As páginas da vida, no entanto, vão sendo escritas de forma diferente para cada caso particular e a assunção dos 18 anos não parece se concretizar como marco na autonomia outrora almejada. Importante considerar que grande parte dos jovens brasileiros com essa idade sequer já concluiu o ensino médio, além do triste índice daqueles que já abandonaram os estudos.
No atual cenário sociopolítico a discussão que se dá em torno da maioridade diz respeito a sua redução para os 16 anos. Pretextos não faltam para justificar essa redução, mas, na prática, os efeitos que a medida poderia trazer são inócuos a médio e longo prazo e em nada contribuiria para solucionar a grave crise de segurança vivida no país. E não se pode querer comparar o Brasil com outras nações, nossa realidade tem suas particularidades.

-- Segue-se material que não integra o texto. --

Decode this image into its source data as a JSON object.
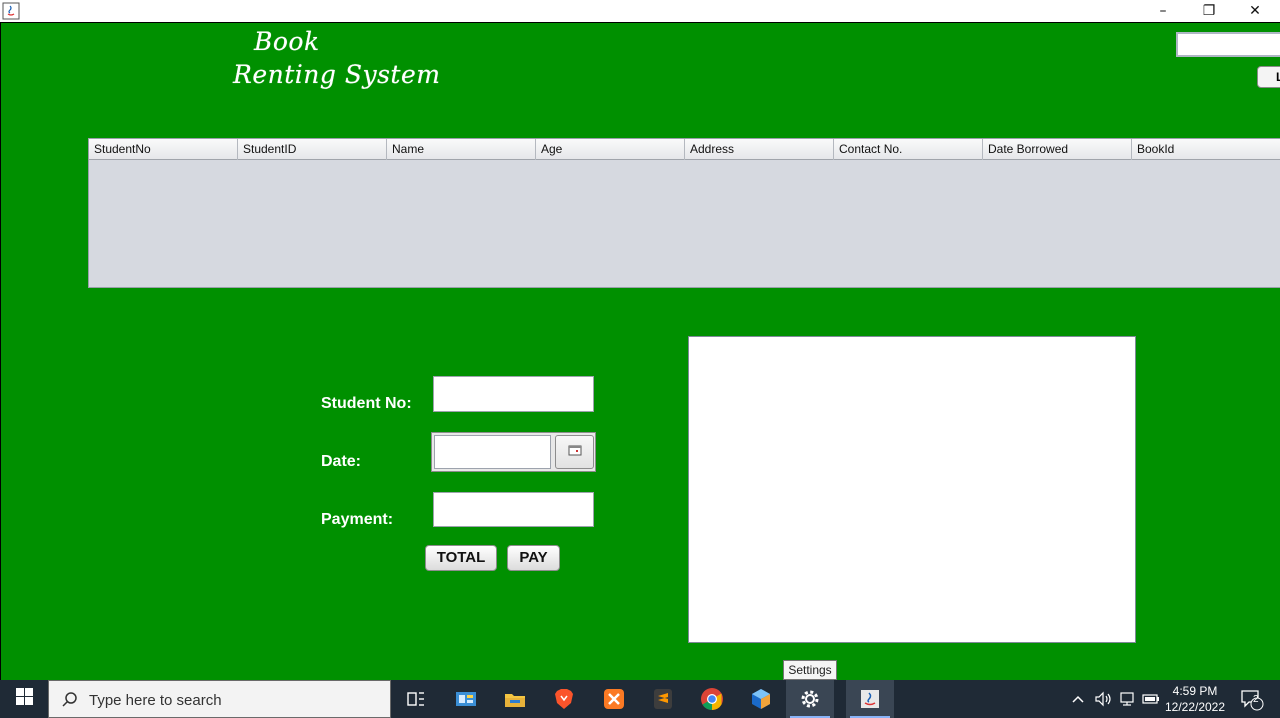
{
  "window": {
    "minimize_glyph": "–",
    "maximize_glyph": "❐",
    "close_glyph": "✕",
    "app_icon": "java-icon"
  },
  "header": {
    "title_line1": "Book",
    "title_line2": "Renting System",
    "top_button_label": "L"
  },
  "table": {
    "columns": [
      "StudentNo",
      "StudentID",
      "Name",
      "Age",
      "Address",
      "Contact No.",
      "Date Borrowed",
      "BookId"
    ],
    "rows": []
  },
  "form": {
    "student_no_label": "Student No:",
    "student_no_value": "",
    "date_label": "Date:",
    "date_value": "",
    "payment_label": "Payment:",
    "payment_value": "",
    "total_button": "TOTAL",
    "pay_button": "PAY"
  },
  "receipt_area": {
    "text": ""
  },
  "tooltip": {
    "text": "Settings"
  },
  "taskbar": {
    "search_placeholder": "Type here to search",
    "apps": [
      "task-view-icon",
      "control-panel-icon",
      "file-explorer-icon",
      "brave-icon",
      "xampp-icon",
      "sublime-text-icon",
      "chrome-icon",
      "netbeans-icon",
      "settings-icon",
      "java-icon"
    ],
    "time": "4:59 PM",
    "date": "12/22/2022",
    "notification_count": "2"
  },
  "colors": {
    "background_green": "#009000",
    "table_body": "#d6d9e0",
    "taskbar": "#1f2a36"
  }
}
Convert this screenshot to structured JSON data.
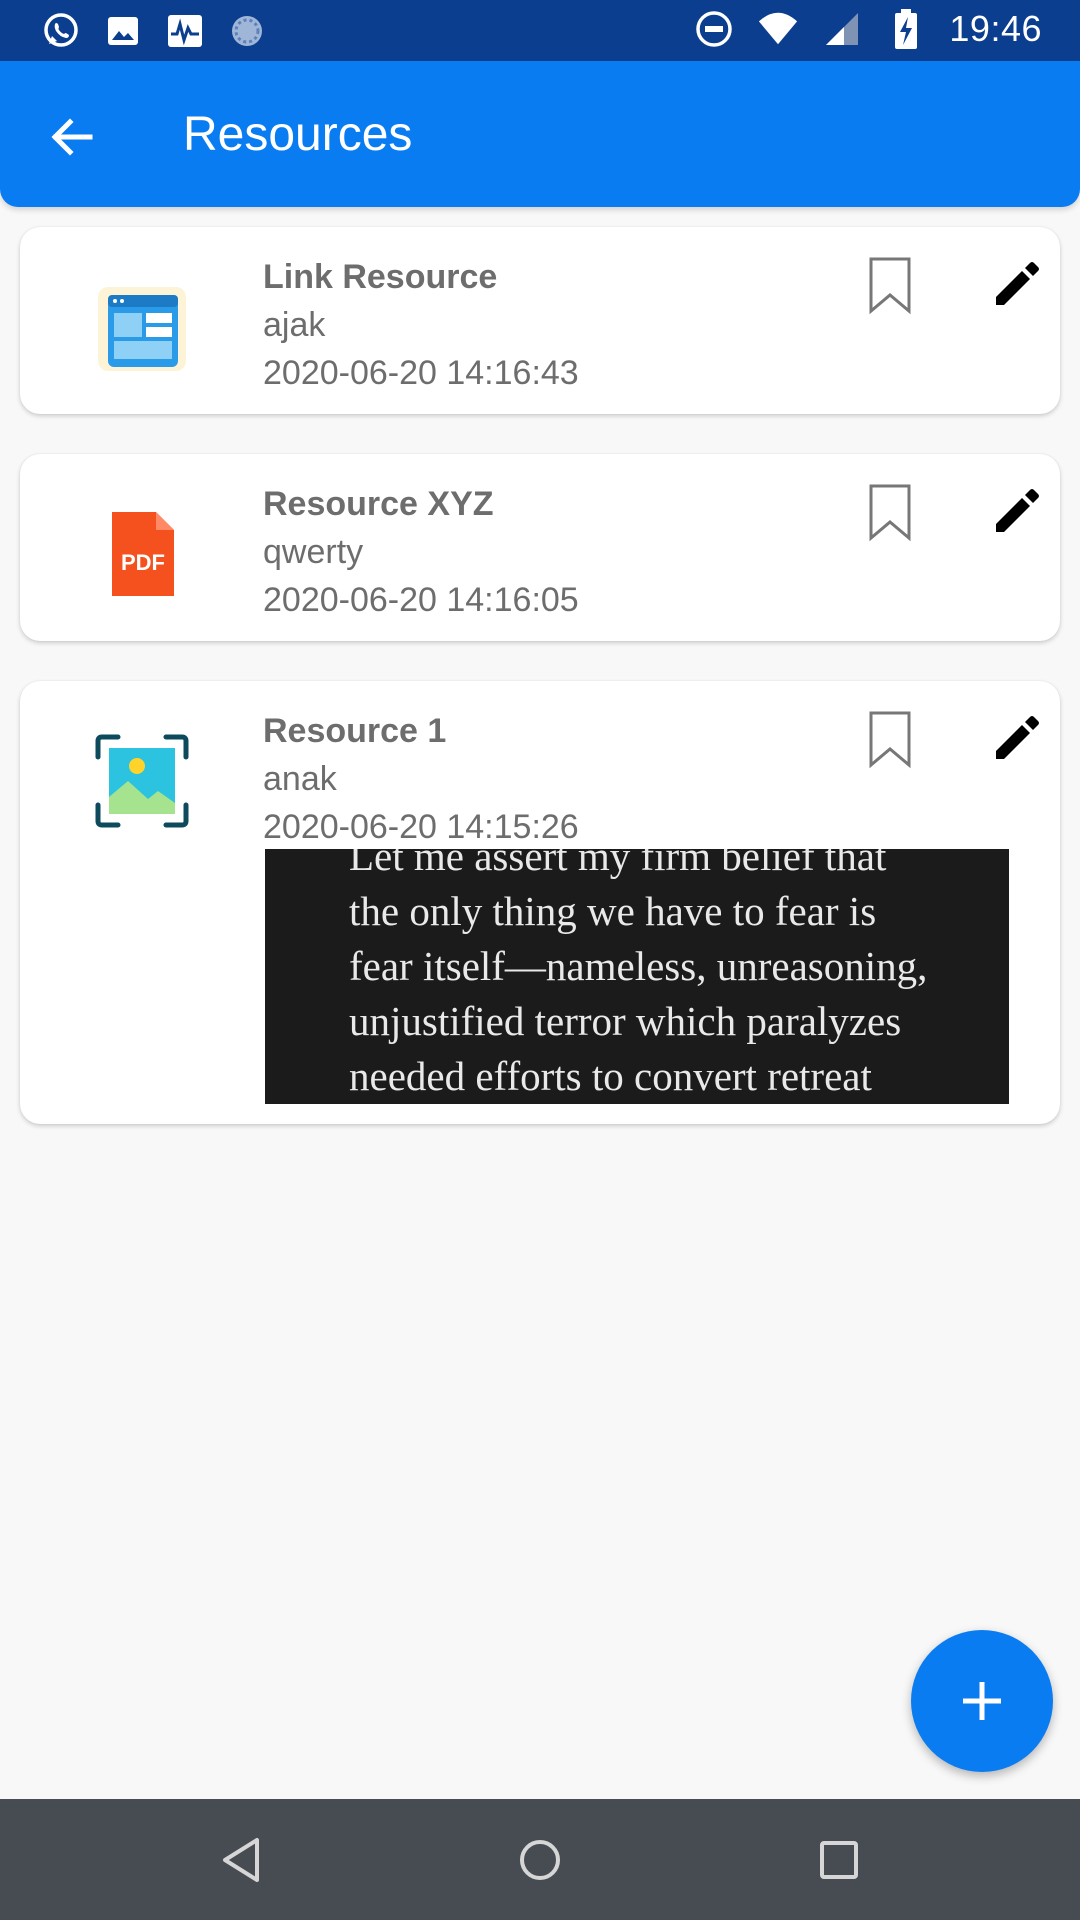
{
  "status_bar": {
    "time": "19:46",
    "left_icons": [
      "whatsapp-icon",
      "gallery-icon",
      "activity-icon",
      "sync-icon"
    ],
    "right_icons": [
      "dnd-icon",
      "wifi-icon",
      "signal-icon",
      "battery-charging-icon"
    ]
  },
  "app_bar": {
    "title": "Resources",
    "back_icon": "arrow-back-icon"
  },
  "resources": [
    {
      "title": "Link Resource",
      "subtitle": "ajak",
      "date": "2020-06-20 14:16:43",
      "thumb_icon": "web-layout-icon"
    },
    {
      "title": "Resource XYZ",
      "subtitle": "qwerty",
      "date": "2020-06-20 14:16:05",
      "thumb_icon": "pdf-file-icon",
      "thumb_label": "PDF"
    },
    {
      "title": "Resource 1",
      "subtitle": "anak",
      "date": "2020-06-20 14:15:26",
      "thumb_icon": "image-scan-icon",
      "preview_lines": [
        "Let me assert my firm belief that",
        "the only thing we have to fear is",
        "fear itself—nameless, unreasoning,",
        "unjustified terror which paralyzes",
        "needed efforts to convert retreat"
      ]
    }
  ],
  "fab": {
    "icon": "plus-icon"
  },
  "colors": {
    "status_bar": "#0b3e8e",
    "app_bar": "#0a7cf2",
    "background": "#f8f8f8",
    "nav_bar": "#474c53",
    "text_secondary": "#6d6d6d"
  }
}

O único efeito imediato que a medida poderia trazer seria o incremento nas cadeias de alguns milhares de novos apenados. Para um sistema carcerário que em muitos estados já beira o colapso, seria a gota d’água que falta para o completo caos.
A impunidade em si não é argumento que balize uma discussão razoável, pois ela não é a causa, mas efeito da falência das políticas públicas de segurança. As pessoas, em regra, cometem crime não porque há impunidade, mas a responsabilização pelo crime não ocorre em muitos casos pelo fato do Estado brasileiro não ter capacidade de edificar uma política criminal eficaz, tanto para o adolescente infrator, como para aquele plenamente capaz, segundo a lei.
Quanto à impunidade, faço, ainda, uma importante ressalva à incapacidade das forças policiais de conseguirem elucidar uma grande quantidade de crimes, haja vista a falta de estrutura material e humana para dar conta da enorme demanda. O resultado disso é que no Brasil, por exemplo, a resolução dos casos de homicídio não chega a 10%, com índices que variam entre 5 e 8% a depender da fonte. Em regra, inquéritos são arquivados sem que haja qualquer avanço nas investigações.
Uma adequada política de segurança não pode visar apenas os efeitos, mas as causas que levaram a sociedade brasileira ao quadro atual. Caso contrário, a solução seria construir presídios, diminuir a maioridade penal, aumentar infinitamente as estruturas punitivas e o quadro de pessoal para dar conta de índices cada vez maiores de problemas relacionados à violência. Não é esse o caminho!
A grande lacuna social, sedimentada ao longo do século passado, entre a periferia e as áreas urbanas mais abastadas de atenção do poder público, possibilitou a consolidação de um sistema de sociabilidade paralelo ao que propõe o estado positivado. Sem acesso a bens e serviços, muitas pessoas às margens da sociedade buscaram mecanismos próprios de sobrevivência, algumas vezes indo contra as normas estabelecidas para balizar um convívio harmonioso.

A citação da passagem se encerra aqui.